Lindsay Ashworth (l)also serves as president of the Crime Victim Services Alliance.
Lindsay Ashworth (l)also serves as president of the Crime Victim Services Alliance.
“I like talking to high school students that don’t know what they want to do,” said Ashworth. “I encourage them to go to school and get involved.”
Espinoza, who was an infantryman in the U.S. Army’s 101st Airborne Division in Fort Campbell, KY and served a tour in Iraq, is majoring in criminal justice, with a minor in Spanish. Espinoza hopes to become a juvenile probation officer.

“I want to help the kids that are going the wrong route in life,” said Espinoza.
Madden is majoring in criminal justice and wants to get this Master’s degree in political science or public administration. His goal is to become a district attorney or judge.

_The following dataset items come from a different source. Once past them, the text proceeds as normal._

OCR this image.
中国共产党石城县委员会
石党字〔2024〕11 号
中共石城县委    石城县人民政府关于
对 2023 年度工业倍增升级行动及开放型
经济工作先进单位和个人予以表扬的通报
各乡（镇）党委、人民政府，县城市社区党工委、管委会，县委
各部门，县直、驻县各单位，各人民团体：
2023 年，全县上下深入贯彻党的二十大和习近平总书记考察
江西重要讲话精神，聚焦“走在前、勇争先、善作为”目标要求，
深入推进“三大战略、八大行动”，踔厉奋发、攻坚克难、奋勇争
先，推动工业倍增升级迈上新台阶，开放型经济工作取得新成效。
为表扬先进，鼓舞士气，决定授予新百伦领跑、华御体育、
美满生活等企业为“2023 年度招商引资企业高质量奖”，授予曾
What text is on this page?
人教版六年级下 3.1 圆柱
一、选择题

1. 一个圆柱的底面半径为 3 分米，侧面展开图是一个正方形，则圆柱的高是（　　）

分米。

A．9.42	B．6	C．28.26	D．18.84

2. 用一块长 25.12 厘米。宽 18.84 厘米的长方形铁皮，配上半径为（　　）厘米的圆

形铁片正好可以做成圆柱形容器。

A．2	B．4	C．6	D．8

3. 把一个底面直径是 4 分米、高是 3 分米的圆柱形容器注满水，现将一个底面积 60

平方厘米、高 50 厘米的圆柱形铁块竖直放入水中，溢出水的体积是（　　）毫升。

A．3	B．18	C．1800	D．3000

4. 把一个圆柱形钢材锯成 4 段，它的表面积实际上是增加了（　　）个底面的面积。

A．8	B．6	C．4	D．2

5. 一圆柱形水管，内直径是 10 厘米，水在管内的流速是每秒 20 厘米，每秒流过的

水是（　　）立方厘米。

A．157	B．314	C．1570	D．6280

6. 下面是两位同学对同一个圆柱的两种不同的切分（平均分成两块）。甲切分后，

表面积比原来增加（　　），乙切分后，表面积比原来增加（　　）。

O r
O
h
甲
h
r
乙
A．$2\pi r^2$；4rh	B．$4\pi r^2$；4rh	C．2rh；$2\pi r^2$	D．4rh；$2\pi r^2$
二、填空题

“It gives me an opportunity to represent the program that helped me realize what I want to do in life,” said Madden.

Allen also has her sights set on becoming an attorney, pursuing a degree in criminal justice with a minor in legal studies.

Ambassadors will guide prospective students and their families during Saturdays@SAM.
Ambassadors will guide prospective students and their families during Saturdays@SAM.
“I want to represent my college and serve as a liaison to students,” Allen said.
Sanchez wants to be a victim’s advocate and has gotten a jump start on her career as a volunteer with CASA (Court Appointed Special Advocate), a community-based program that recruits, trains and supports citizen-volunteers to advocate for the best interests of abused and neglected children in courtrooms and communities. She wants to help others find their future career paths.

“I want to find out more and see what careers are out there,” said Sanchez. “I would like to make some connections and help other people make their connections.”

The CJ Ambassador program exemplifies the motto of Sam Houston State University: "The measure of a life is its service."